Commissioner Bill Edgerton (Jack Jouett) asked about whether the lighting at the Northridge parking lot, which would be used for LTACH visitors, would need to be upgraded to meet current lighting code regulations. Staff explained that although Northridge parking spaces are being counted towards those required by code for the new LTACH construction, there is no actual development taking place on Northridge property, and therefore the lighting currently in place does not have to be modified.
Edgerton characterized this as “a very generous interpretation…they’re asking for something, and in return perhaps we could ask for something back from them.” Harkins explained that they were already planning on replacing the lighting in question to meet current code. Fulfillment of this promise was added as a condition to site plan approval.

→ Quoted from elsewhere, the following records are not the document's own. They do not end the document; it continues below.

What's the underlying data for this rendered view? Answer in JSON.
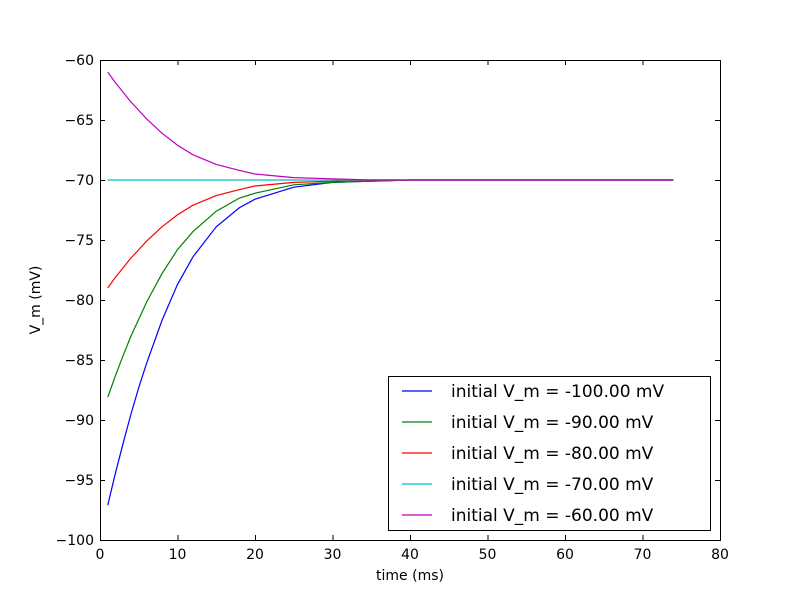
{
  "chart_data": {
    "type": "line",
    "xlabel": "time (ms)",
    "ylabel": "V_m (mV)",
    "xlim": [
      0,
      80
    ],
    "ylim": [
      -100,
      -60
    ],
    "xticks": [
      0,
      10,
      20,
      30,
      40,
      50,
      60,
      70,
      80
    ],
    "yticks": [
      -100,
      -95,
      -90,
      -85,
      -80,
      -75,
      -70,
      -65,
      -60
    ],
    "xtick_labels": [
      "0",
      "10",
      "20",
      "30",
      "40",
      "50",
      "60",
      "70",
      "80"
    ],
    "ytick_labels": [
      "−100",
      "−95",
      "−90",
      "−85",
      "−80",
      "−75",
      "−70",
      "−65",
      "−60"
    ],
    "grid": false,
    "legend_position": "lower-right",
    "x": [
      1,
      2,
      3,
      4,
      5,
      6,
      8,
      10,
      12,
      15,
      18,
      20,
      25,
      30,
      35,
      40,
      45,
      50,
      55,
      60,
      65,
      70,
      74
    ],
    "series": [
      {
        "name": "initial V_m = -100.00 mV",
        "color": "#0000ff",
        "values": [
          -97.1,
          -94.4,
          -91.9,
          -89.5,
          -87.3,
          -85.3,
          -81.7,
          -78.7,
          -76.4,
          -73.9,
          -72.3,
          -71.6,
          -70.6,
          -70.2,
          -70.1,
          -70.0,
          -70.0,
          -70.0,
          -70.0,
          -70.0,
          -70.0,
          -70.0,
          -70.0
        ]
      },
      {
        "name": "initial V_m = -90.00 mV",
        "color": "#008000",
        "values": [
          -88.1,
          -86.3,
          -84.6,
          -83.0,
          -81.6,
          -80.2,
          -77.8,
          -75.8,
          -74.3,
          -72.6,
          -71.5,
          -71.1,
          -70.4,
          -70.2,
          -70.1,
          -70.0,
          -70.0,
          -70.0,
          -70.0,
          -70.0,
          -70.0,
          -70.0,
          -70.0
        ]
      },
      {
        "name": "initial V_m = -80.00 mV",
        "color": "#ff0000",
        "values": [
          -79.0,
          -78.1,
          -77.3,
          -76.5,
          -75.8,
          -75.1,
          -73.9,
          -72.9,
          -72.1,
          -71.3,
          -70.8,
          -70.5,
          -70.2,
          -70.1,
          -70.0,
          -70.0,
          -70.0,
          -70.0,
          -70.0,
          -70.0,
          -70.0,
          -70.0,
          -70.0
        ]
      },
      {
        "name": "initial V_m = -70.00 mV",
        "color": "#00bfbf",
        "values": [
          -70.0,
          -70.0,
          -70.0,
          -70.0,
          -70.0,
          -70.0,
          -70.0,
          -70.0,
          -70.0,
          -70.0,
          -70.0,
          -70.0,
          -70.0,
          -70.0,
          -70.0,
          -70.0,
          -70.0,
          -70.0,
          -70.0,
          -70.0,
          -70.0,
          -70.0,
          -70.0
        ]
      },
      {
        "name": "initial V_m = -60.00 mV",
        "color": "#bf00bf",
        "values": [
          -61.0,
          -61.9,
          -62.7,
          -63.5,
          -64.2,
          -64.9,
          -66.1,
          -67.1,
          -67.9,
          -68.7,
          -69.2,
          -69.5,
          -69.8,
          -69.9,
          -70.0,
          -70.0,
          -70.0,
          -70.0,
          -70.0,
          -70.0,
          -70.0,
          -70.0,
          -70.0
        ]
      }
    ]
  }
}
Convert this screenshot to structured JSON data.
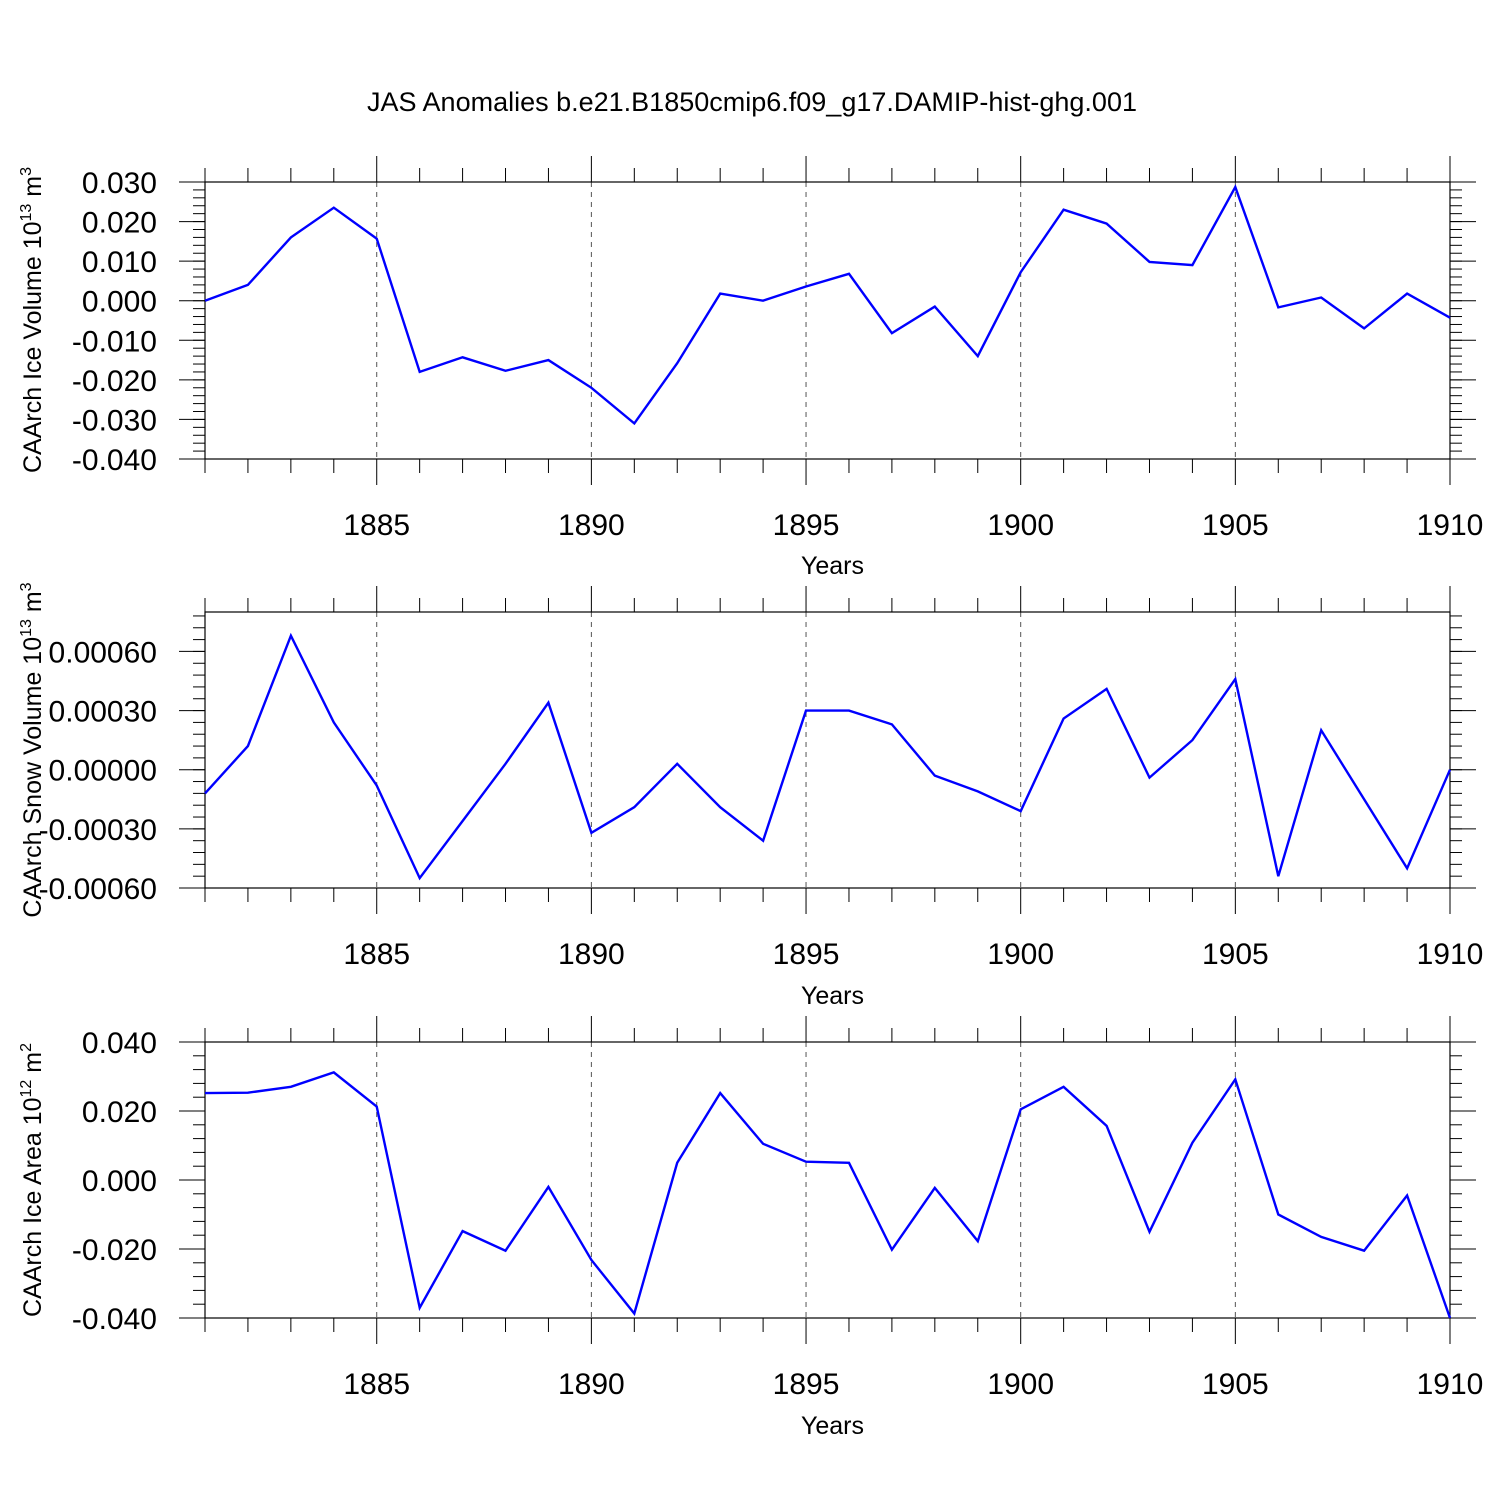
{
  "title": "JAS Anomalies b.e21.B1850cmip6.f09_g17.DAMIP-hist-ghg.001",
  "colors": {
    "line": "#0000ff",
    "axis": "#000000",
    "grid": "#555555"
  },
  "chart_data": [
    {
      "type": "line",
      "ylabel": "CAArch Ice Volume 10",
      "ylabel_exp": "13",
      "ylabel_unit": " m",
      "ylabel_unit_exp": "3",
      "xlabel": "Years",
      "xlim": [
        1881,
        1910
      ],
      "ylim": [
        -0.04,
        0.03
      ],
      "xticks": [
        1885,
        1890,
        1895,
        1900,
        1905,
        1910
      ],
      "xtick_labels": [
        "1885",
        "1890",
        "1895",
        "1900",
        "1905",
        "1910"
      ],
      "yticks": [
        -0.04,
        -0.03,
        -0.02,
        -0.01,
        0.0,
        0.01,
        0.02,
        0.03
      ],
      "ytick_labels": [
        "-0.040",
        "-0.030",
        "-0.020",
        "-0.010",
        "0.000",
        "0.010",
        "0.020",
        "0.030"
      ],
      "x": [
        1881,
        1882,
        1883,
        1884,
        1885,
        1886,
        1887,
        1888,
        1889,
        1890,
        1891,
        1892,
        1893,
        1894,
        1895,
        1896,
        1897,
        1898,
        1899,
        1900,
        1901,
        1902,
        1903,
        1904,
        1905,
        1906,
        1907,
        1908,
        1909,
        1910
      ],
      "values": [
        0.0,
        0.004,
        0.016,
        0.0235,
        0.0157,
        -0.018,
        -0.0143,
        -0.0177,
        -0.015,
        -0.022,
        -0.031,
        -0.0158,
        0.0018,
        0.0,
        0.0036,
        0.0068,
        -0.0082,
        -0.0015,
        -0.014,
        0.0072,
        0.023,
        0.0195,
        0.0098,
        0.009,
        0.0287,
        -0.0017,
        0.0008,
        -0.007,
        0.0018,
        -0.0043
      ]
    },
    {
      "type": "line",
      "ylabel": "CAArch Snow Volume 10",
      "ylabel_exp": "13",
      "ylabel_unit": " m",
      "ylabel_unit_exp": "3",
      "xlabel": "Years",
      "xlim": [
        1881,
        1910
      ],
      "ylim": [
        -0.0006,
        0.0008
      ],
      "xticks": [
        1885,
        1890,
        1895,
        1900,
        1905,
        1910
      ],
      "xtick_labels": [
        "1885",
        "1890",
        "1895",
        "1900",
        "1905",
        "1910"
      ],
      "yticks": [
        -0.0006,
        -0.0003,
        0.0,
        0.0003,
        0.0006
      ],
      "ytick_labels": [
        "-0.00060",
        "-0.00030",
        "0.00000",
        "0.00030",
        "0.00060"
      ],
      "x": [
        1881,
        1882,
        1883,
        1884,
        1885,
        1886,
        1887,
        1888,
        1889,
        1890,
        1891,
        1892,
        1893,
        1894,
        1895,
        1896,
        1897,
        1898,
        1899,
        1900,
        1901,
        1902,
        1903,
        1904,
        1905,
        1906,
        1907,
        1908,
        1909,
        1910
      ],
      "values": [
        -0.00012,
        0.00012,
        0.00068,
        0.00024,
        -8e-05,
        -0.00055,
        -0.00026,
        3e-05,
        0.00034,
        -0.00032,
        -0.00019,
        3e-05,
        -0.00019,
        -0.00036,
        0.0003,
        0.0003,
        0.00023,
        -3e-05,
        -0.00011,
        -0.00021,
        0.00026,
        0.00041,
        -4e-05,
        0.00015,
        0.00046,
        -0.00054,
        0.0002,
        -0.00015,
        -0.0005,
        0.0
      ]
    },
    {
      "type": "line",
      "ylabel": "CAArch Ice Area 10",
      "ylabel_exp": "12",
      "ylabel_unit": " m",
      "ylabel_unit_exp": "2",
      "xlabel": "Years",
      "xlim": [
        1881,
        1910
      ],
      "ylim": [
        -0.04,
        0.04
      ],
      "xticks": [
        1885,
        1890,
        1895,
        1900,
        1905,
        1910
      ],
      "xtick_labels": [
        "1885",
        "1890",
        "1895",
        "1900",
        "1905",
        "1910"
      ],
      "yticks": [
        -0.04,
        -0.02,
        0.0,
        0.02,
        0.04
      ],
      "ytick_labels": [
        "-0.040",
        "-0.020",
        "0.000",
        "0.020",
        "0.040"
      ],
      "x": [
        1881,
        1882,
        1883,
        1884,
        1885,
        1886,
        1887,
        1888,
        1889,
        1890,
        1891,
        1892,
        1893,
        1894,
        1895,
        1896,
        1897,
        1898,
        1899,
        1900,
        1901,
        1902,
        1903,
        1904,
        1905,
        1906,
        1907,
        1908,
        1909,
        1910
      ],
      "values": [
        0.0252,
        0.0253,
        0.027,
        0.0312,
        0.0213,
        -0.037,
        -0.0148,
        -0.0205,
        -0.002,
        -0.0232,
        -0.0387,
        0.005,
        0.0252,
        0.0105,
        0.0053,
        0.005,
        -0.0202,
        -0.0023,
        -0.0177,
        0.0205,
        0.027,
        0.0157,
        -0.015,
        0.0108,
        0.0292,
        -0.01,
        -0.0165,
        -0.0205,
        -0.0045,
        -0.04
      ]
    }
  ]
}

Edgerton also expressed confusion as to why County staff was planning on granting an exemption from regulations governing the allowed grade of connections between parcels. Current ordinances mandate a maximum slope of 10% for such connections, whereas the connection between Seig warehouse and Northridge office building proposed by the applicant has a slope of 14%. Staff replied that they were planning on allowing an exception due to the desirability of a connection and the difficulty of implementing it at the 10% slope with the existing topography. Edgerton was not convinced, and the final condition placed on the approval was the compliance of the connection with the 10% slope regulation.